The consumer letter and various industry experts flag one RTO as a model for future interconnection: the Electric Reliability Council of Texas (ERCOT). ERCOT happens to be the only RTO not subject to FERC jurisdiction. ERCOT facilitates a transparent interconnection process, does not have complex generator-deliverability requirements and handles network upgrades efficiently through regional transmission planning. This slashes the cost of network upgrades and drastically lowers regulatory barriers to new generators. Full project development takes two to three years in ERCOT, whereas the interconnection study alone takes longer than that in most other regions. As a result, Texas tops the country in new generation development to keep pace with “remarkable load growth.”

A key difference between ERCOT and other RTOs is that ERCOT does not use a capacity market. Capacity-market resources face a higher deliverability test, which interconnection criteria have been synced to. The ERCOT model does not require generators to pass an extensive deliverability test, instead informing prospective generators of how their deliverability outlook affects their transmission congestion and curtailment risk. This approach places siting risk on generators, whereas other RTOs play a gatekeeper role based on crude assessments of generators’ deliverability. Even in capacity-market regions, interconnection criteria could be simplified to connect “as-available” resources to energy markets initially, with an option to upgrade later as a capacity resource. 

Congressional Action

Congress can play a crucial role in expediting interconnection reforms without wading into technocratic decision-making. The knowledge of what should be done, categorically, is well known. FERC has authority to make the changes. However, FERC is backlogged just as badly as interconnection queues are and would have to procedurally reestablish a record with elongated comment periods before moving forward on a supplemental rulemaking to Order 2023. Further, FERC’s institutional deficiencies were evident in why Order 2023 fell short, diminishing confidence in how well the agency could initiate deeper reforms. 
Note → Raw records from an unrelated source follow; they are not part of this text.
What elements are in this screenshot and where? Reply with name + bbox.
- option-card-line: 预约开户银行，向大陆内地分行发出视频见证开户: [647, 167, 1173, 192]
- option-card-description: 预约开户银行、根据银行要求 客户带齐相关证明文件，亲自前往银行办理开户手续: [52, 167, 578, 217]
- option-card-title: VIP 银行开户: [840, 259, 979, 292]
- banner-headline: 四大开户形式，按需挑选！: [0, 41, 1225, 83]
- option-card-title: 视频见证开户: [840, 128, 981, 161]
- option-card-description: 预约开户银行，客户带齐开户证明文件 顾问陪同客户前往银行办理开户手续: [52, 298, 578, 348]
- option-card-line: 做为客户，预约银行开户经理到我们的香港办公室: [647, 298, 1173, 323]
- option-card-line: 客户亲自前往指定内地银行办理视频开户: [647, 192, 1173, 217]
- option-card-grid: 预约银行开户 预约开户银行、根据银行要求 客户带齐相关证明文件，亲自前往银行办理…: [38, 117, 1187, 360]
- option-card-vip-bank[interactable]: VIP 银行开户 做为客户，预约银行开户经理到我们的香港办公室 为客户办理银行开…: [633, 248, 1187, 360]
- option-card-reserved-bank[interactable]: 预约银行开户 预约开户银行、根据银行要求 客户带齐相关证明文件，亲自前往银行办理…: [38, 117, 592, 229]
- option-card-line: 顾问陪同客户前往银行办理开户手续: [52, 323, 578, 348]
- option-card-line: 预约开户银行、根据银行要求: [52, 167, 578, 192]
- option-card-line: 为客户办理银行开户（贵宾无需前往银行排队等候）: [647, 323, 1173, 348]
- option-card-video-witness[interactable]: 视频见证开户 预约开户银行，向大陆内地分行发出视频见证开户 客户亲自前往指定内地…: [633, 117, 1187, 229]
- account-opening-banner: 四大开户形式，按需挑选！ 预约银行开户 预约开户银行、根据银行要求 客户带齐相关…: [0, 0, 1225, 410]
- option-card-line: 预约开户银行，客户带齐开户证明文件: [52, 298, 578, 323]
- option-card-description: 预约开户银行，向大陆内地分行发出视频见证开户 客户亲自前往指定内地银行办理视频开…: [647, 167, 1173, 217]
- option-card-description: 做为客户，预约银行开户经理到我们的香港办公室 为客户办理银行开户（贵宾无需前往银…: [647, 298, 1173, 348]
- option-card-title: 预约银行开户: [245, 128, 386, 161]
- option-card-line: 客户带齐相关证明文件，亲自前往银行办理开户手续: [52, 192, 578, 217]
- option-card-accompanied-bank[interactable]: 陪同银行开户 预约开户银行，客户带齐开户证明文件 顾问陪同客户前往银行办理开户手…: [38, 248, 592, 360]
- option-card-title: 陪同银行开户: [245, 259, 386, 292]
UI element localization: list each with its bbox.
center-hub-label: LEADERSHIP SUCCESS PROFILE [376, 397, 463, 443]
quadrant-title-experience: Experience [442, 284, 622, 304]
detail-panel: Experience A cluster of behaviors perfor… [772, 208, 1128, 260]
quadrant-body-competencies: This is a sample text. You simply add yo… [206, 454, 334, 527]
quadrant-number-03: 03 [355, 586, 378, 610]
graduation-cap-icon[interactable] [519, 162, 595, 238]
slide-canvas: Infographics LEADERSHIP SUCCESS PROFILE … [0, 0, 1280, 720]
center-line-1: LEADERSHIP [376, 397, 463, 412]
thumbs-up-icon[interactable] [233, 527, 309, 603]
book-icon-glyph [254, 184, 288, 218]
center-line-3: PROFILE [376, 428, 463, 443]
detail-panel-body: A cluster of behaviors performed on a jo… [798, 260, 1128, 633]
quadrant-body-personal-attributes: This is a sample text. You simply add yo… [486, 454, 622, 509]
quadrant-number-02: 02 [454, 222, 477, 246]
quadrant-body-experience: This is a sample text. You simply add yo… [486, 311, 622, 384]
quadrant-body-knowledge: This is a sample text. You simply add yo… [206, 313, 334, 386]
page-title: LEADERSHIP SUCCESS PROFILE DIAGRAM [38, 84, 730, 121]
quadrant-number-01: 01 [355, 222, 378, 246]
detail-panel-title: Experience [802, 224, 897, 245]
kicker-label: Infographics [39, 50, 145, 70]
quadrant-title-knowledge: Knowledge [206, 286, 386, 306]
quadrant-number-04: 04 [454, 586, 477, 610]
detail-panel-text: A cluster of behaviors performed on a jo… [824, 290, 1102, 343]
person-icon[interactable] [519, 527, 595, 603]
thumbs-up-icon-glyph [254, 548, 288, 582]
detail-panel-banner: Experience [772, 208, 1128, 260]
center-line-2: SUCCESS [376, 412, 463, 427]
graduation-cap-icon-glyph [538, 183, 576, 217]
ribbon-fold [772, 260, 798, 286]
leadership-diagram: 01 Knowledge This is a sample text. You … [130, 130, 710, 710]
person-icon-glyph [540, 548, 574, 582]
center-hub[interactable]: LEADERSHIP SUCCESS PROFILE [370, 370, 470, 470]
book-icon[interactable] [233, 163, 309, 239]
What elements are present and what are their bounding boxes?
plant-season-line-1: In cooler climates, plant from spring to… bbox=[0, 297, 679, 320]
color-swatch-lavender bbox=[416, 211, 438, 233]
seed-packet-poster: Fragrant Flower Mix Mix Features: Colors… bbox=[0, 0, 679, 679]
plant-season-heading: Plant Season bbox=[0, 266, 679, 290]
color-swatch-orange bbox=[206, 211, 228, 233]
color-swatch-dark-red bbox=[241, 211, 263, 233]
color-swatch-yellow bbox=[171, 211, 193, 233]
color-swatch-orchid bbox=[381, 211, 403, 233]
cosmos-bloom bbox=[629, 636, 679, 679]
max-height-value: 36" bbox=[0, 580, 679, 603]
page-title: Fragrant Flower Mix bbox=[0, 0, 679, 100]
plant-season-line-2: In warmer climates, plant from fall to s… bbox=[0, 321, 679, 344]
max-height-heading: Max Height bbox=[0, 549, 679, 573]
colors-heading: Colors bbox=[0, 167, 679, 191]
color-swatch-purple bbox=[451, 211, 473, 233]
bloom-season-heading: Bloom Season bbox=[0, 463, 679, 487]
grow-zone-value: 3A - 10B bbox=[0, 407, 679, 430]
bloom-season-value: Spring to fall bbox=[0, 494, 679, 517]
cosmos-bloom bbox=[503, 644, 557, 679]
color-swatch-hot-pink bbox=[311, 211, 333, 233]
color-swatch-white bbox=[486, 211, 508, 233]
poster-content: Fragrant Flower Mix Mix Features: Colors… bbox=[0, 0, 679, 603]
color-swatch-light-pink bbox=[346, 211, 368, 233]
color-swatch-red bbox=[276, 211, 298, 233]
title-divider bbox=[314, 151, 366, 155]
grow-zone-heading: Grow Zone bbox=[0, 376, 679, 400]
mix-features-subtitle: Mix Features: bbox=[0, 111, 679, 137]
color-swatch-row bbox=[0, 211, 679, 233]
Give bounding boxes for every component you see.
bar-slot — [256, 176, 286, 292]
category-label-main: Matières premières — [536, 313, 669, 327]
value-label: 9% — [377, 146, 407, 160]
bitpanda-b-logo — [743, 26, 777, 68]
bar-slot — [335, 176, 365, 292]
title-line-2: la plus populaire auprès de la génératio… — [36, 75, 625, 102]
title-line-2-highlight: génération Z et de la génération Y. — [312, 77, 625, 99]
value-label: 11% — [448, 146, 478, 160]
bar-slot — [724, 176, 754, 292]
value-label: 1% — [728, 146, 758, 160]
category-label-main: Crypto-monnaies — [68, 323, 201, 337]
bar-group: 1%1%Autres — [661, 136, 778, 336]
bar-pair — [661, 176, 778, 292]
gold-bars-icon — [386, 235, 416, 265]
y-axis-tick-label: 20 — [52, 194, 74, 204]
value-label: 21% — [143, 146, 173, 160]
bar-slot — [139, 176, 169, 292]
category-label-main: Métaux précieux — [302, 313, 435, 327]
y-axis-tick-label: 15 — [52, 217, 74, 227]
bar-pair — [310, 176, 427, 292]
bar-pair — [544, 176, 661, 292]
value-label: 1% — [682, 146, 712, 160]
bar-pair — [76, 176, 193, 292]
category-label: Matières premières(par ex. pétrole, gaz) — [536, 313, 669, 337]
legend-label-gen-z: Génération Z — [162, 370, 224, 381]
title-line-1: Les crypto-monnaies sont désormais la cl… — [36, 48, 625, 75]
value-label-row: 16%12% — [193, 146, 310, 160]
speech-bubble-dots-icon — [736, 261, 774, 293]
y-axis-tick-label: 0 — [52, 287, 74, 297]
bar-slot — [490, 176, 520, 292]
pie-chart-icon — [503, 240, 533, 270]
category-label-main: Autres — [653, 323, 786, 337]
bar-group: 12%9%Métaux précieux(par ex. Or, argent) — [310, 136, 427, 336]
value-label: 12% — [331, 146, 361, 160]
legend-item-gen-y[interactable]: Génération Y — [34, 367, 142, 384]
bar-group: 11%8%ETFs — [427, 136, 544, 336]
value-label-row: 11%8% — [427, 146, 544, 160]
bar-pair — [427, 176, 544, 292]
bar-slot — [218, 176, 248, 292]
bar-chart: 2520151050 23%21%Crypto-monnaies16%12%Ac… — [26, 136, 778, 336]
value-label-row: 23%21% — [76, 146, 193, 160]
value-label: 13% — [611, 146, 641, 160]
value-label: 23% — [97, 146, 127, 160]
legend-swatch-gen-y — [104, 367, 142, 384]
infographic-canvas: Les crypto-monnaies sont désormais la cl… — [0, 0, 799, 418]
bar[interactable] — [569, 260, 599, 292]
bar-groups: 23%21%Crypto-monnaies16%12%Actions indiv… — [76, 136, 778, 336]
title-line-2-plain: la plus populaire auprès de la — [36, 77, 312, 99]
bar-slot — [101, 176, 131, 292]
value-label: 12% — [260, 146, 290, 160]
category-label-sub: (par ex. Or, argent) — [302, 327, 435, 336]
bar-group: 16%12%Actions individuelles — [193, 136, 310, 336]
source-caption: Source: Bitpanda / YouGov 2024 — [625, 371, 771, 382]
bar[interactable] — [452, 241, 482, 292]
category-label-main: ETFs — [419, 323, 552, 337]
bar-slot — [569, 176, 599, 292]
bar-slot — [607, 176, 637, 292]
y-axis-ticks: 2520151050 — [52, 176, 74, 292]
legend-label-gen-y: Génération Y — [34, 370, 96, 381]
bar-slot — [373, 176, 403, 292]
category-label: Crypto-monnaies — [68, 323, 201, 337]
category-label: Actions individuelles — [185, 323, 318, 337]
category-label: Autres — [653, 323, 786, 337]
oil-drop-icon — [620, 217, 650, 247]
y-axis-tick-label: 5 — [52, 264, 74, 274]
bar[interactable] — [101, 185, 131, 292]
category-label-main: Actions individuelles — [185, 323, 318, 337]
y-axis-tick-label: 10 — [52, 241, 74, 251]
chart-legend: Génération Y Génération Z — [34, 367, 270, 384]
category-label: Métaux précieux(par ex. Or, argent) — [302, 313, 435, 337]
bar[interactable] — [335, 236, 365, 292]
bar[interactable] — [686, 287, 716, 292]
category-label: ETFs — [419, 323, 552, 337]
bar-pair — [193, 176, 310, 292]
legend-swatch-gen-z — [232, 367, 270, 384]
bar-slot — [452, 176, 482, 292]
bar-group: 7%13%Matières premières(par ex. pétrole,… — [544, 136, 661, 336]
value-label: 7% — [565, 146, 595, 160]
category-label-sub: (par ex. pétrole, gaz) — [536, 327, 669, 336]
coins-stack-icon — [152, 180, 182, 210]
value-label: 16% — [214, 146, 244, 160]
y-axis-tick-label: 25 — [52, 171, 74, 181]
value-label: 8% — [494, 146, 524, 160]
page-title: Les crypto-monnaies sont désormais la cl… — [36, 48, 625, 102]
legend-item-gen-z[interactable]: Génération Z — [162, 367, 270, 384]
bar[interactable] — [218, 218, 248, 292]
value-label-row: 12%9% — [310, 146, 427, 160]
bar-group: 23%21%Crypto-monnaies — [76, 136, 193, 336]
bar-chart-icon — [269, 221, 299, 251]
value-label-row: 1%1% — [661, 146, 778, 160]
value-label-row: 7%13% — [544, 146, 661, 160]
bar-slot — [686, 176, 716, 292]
Congress could ensure key reforms get done and expedite reform by at least two years while delegating technical parameters to FERC and industry stakeholders. Given the year-to-year sensitivity of reliability conditions, finishing interconnection reforms on an expedited track is imperative. Congress could categorically call on FERC to: 

  1. Require grid operators to use accurate and consistent study assumptions for all generation types based on actual operating practices.
  2. Adopt the most cost-effective network upgrades policy, with an emphasis on reexamining the role of proactive regional transmission planning. 
  3. Ensure interconnection studies evaluate advanced transmission technologies and system redispatch for least-cost upgrade solutions and transparently explain solution selection criteria. 
  4. Permit fast-tracking of interconnection requests for generators willing to accept “as-available” interconnection service and bear the risks of curtailment and congestion. 
  5. Ensure grid operators have support and direction to employ advanced computing technologies, including automation and artificial intelligence, to expedite interconnection studies. 

Given the parallels to permitting reform, packaging permitting and interconnection reform has obvious appeal. Such a bill to expedite infrastructure through regulatory modernization would considerably improve the outlook for energy reliability, affordability and environmental performance.